Climat – Environnement

Besançon et sa région : quatre mois plus tard, le tri sélectif simplifié, ça marche

Par Magali Fichter, France Bleu Besançon mercredi 26 octobre 2016 à 19:28

Des déchets en plastique et en carton (illustration)
Des déchets en plastique et en carton (illustration) © Maxppp -

Depuis le 1er juillet 2016, les 198 communes du Sybert, le syndicat qui gère les déchets de Besançon et de sa région, sont passées au tri sélectif simplifié. Tous les emballages peuvent désormais aller dans la poubelle jaune. Les objectifs en terme de recyclage sont presque atteints.

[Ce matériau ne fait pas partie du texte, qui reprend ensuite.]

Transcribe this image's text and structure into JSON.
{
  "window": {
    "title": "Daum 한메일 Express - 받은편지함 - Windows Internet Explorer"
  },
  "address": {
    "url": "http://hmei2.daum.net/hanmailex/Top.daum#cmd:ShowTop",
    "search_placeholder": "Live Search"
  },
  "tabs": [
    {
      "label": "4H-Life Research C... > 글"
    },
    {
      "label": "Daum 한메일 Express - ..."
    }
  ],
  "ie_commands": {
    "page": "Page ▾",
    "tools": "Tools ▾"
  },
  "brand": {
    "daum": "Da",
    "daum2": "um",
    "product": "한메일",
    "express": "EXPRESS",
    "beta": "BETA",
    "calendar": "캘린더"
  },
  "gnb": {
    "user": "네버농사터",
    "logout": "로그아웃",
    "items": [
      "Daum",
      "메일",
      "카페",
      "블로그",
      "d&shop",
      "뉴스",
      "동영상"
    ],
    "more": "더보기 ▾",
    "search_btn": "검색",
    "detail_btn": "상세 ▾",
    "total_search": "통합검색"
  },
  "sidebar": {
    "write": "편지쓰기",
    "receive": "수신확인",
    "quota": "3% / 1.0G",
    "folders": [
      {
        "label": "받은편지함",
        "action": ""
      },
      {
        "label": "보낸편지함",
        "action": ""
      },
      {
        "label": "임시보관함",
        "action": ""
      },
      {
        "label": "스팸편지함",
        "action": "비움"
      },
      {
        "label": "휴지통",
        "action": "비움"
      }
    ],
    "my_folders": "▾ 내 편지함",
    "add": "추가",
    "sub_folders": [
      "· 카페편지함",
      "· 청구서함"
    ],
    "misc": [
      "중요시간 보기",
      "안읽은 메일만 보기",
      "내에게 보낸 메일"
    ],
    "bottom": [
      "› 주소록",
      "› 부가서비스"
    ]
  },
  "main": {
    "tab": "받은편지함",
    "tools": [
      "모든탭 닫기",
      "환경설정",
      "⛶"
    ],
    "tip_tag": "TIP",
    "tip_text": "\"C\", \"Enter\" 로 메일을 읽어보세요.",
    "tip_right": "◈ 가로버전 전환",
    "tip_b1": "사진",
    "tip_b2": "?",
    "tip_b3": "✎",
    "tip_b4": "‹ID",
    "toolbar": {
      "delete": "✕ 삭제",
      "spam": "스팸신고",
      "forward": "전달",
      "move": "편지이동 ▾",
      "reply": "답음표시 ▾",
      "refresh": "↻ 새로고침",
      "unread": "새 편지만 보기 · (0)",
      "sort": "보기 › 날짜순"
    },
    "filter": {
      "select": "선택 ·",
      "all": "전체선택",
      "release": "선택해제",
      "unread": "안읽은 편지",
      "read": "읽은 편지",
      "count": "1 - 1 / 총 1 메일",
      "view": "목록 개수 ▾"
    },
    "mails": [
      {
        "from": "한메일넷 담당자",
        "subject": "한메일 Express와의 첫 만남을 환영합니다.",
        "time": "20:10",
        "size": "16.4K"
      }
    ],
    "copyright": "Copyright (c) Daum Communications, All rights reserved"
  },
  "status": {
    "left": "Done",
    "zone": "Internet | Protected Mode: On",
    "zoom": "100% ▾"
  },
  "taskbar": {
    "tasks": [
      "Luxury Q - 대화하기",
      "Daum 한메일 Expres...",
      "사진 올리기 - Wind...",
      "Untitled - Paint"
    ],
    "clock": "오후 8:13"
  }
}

Le Sybert (Syndicat de Besançon et de sa région pour le traitement des déchets), qui regroupe 8 intercommunalités et 230 000 habitants, avait un objectif en passant au tri sélectif simplifié : recycler 4 kilos de déchets de plus par an et par habitant. Et selon le syndicat, on y est presque. 31 000 objets supplémentaires par heure sont désormais traités au centre de tri de Planoise.

C'est un emballage ? Cela va dans la poubelle jaune

Les intercommunalités du Sybert font partie des collectivités "test", mais d'ici 2022 ce sera obligatoire partout en France. Pour nous, consommateurs, le tri est sensé être maintenant plus facile : il n'y a plus qu'une seule question à se poser. C'est un emballage ? Cela va dans la poubelle jaune. Mais il y a encore des efforts à faire, surtout quand on sait qu'en France, une bouteille plastique sur deux ou encore une brique alimentaire sur trois finissent à l'incinérateur, alors qu'elles pourraient avoir une deuxième vie.

Des machines de tri perfectionnées

En effet, si vous habitez dans la zone gérée par le Sybert, quand vous mettez vos déchets dans la poubelle jaune, ils partent au centre de tri de Planoise, qui trie 15 000 tonnes de déchets par an. Ils y sont pesés, puis triés grâce à des machines perfectionnées - de gros aimants pour récupérer la ferraille, des griffes pour accrocher les films plastiques ou encore un scanner qui reconnaît la matière des produits - puis vérifiés par des valoristes, qui corrigent les erreurs des machines.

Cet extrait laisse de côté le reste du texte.